Mary Nimmo Moran
Birth Date: May 16, 1842
Death Date: September 25, 1899
Artist Gallery
“The Moran family is the most famous one in the part of the country for the extent and variety of the divine gifts lavished upon it by the custodian of genius. There are 16 members of it who are painters, etchers and illustrators, and an even dozen of these are so near the head of their class that they are known at the Twelve Apostles” writes Francis Benson in 1893. Mary Nimmo Moran was one of the leading members of both the “Twelve Apostles” and of the American etching movement of the 1880s. Born in Stathaven, Scotland, May 16, 1842, Mary Nimmo came to America as a child and settled in Crescentville, Pennsylvania. Their Neighbors were the Morans who had moved to the same area in 1858. When Thomas returned from studying in England in 1862, he married Mary after a two-year courtship in 1863. By all accounts, Mary was vivacious, well liked, intelligent and warm, and her marriage to Thomas was well suited and happy for them both. In the 1870s the Morans built a summer home in Easthampton. She is said to have studied with her husband. About 1879 Moran took up etching. In her first attempt at etching in 1879 she coated her copper calling card plate and did the St. John River scene.

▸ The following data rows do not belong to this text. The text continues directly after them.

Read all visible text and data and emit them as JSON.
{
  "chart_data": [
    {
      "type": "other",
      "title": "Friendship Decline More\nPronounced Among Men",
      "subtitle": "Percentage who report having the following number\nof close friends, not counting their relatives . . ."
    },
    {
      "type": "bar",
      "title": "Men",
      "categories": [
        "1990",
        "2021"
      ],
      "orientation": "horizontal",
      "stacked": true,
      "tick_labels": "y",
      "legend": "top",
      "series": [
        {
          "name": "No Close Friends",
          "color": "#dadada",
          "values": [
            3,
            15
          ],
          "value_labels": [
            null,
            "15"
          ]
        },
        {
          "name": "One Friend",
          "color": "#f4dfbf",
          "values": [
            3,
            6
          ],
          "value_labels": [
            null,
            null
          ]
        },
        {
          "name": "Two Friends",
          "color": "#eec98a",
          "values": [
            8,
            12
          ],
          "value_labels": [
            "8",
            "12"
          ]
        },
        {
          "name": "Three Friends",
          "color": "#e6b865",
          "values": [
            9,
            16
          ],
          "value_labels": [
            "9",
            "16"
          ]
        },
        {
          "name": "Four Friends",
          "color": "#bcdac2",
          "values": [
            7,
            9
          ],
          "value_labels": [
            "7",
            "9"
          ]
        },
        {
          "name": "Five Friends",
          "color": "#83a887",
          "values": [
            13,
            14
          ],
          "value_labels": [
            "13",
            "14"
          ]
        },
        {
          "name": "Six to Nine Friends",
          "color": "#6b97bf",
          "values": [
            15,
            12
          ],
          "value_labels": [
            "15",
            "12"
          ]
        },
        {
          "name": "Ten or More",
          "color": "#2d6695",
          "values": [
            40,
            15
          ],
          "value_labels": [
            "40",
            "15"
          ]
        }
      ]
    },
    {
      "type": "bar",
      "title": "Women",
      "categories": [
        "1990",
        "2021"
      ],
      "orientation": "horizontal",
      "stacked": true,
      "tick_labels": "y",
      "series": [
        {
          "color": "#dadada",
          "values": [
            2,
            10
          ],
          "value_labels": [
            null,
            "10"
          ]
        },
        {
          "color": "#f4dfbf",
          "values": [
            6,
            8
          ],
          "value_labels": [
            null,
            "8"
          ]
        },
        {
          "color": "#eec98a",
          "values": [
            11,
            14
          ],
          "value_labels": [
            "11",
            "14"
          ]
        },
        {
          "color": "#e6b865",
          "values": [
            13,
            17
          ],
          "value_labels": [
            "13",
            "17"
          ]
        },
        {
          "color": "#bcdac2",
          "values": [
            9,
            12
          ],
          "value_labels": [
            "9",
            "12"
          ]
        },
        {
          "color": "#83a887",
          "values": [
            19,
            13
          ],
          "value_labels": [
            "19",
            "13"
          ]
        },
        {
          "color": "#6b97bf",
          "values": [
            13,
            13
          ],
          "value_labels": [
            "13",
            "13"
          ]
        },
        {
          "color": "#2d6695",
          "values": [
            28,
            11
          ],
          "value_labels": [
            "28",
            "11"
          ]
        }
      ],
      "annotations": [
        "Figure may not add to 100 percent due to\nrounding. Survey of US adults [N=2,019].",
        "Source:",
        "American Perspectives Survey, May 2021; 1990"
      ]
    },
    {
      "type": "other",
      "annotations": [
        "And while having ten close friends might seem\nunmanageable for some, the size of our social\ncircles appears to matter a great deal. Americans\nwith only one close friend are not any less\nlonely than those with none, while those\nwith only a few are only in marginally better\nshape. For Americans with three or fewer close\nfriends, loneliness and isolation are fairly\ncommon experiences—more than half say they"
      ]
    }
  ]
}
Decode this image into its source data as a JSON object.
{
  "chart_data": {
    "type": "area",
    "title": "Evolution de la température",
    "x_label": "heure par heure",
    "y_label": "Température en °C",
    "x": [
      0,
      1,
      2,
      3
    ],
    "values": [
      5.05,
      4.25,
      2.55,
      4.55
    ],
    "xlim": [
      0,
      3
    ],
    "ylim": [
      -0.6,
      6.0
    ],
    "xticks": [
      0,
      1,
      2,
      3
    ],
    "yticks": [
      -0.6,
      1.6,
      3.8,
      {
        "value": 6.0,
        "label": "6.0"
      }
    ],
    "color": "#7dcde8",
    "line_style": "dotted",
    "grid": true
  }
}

She had gone to Easton, Pennsylvania for the summer with her children. “One summer day she ventured about and in one hand she had her copper plate and in her other hand her daughter, Ruth according to Wilkins. She made a small sketch of a bridge across from the Bushkill River – she bit both plates and took impressions, and so her involvement in the art of etching began”. Moran’s daughter Ruth contracted typhoid fever in 1899 and in caring for her; Mary lost much of her own strength, and fell ill. Ruth recovered, but Mary Nimmo Moran passed away September 25, 1899. She is buried above Easthampton Town Pond on a hill in a family monument with trees, a windmill and the sea nearby. Alfred Trumble in the Klackner Catalogue of a join exhibition of Thomas and Mary in 1889 stated, “the success of Mrs. Mary Nimmo Moran as an etcher is due entirely to her devoted study of nature. Her research into its beauties is profound in every line she traces upon copper her subtle sympathy with nature is revealed”. Mary Nimmo Moran went on to become the foremost woman etching artist in America.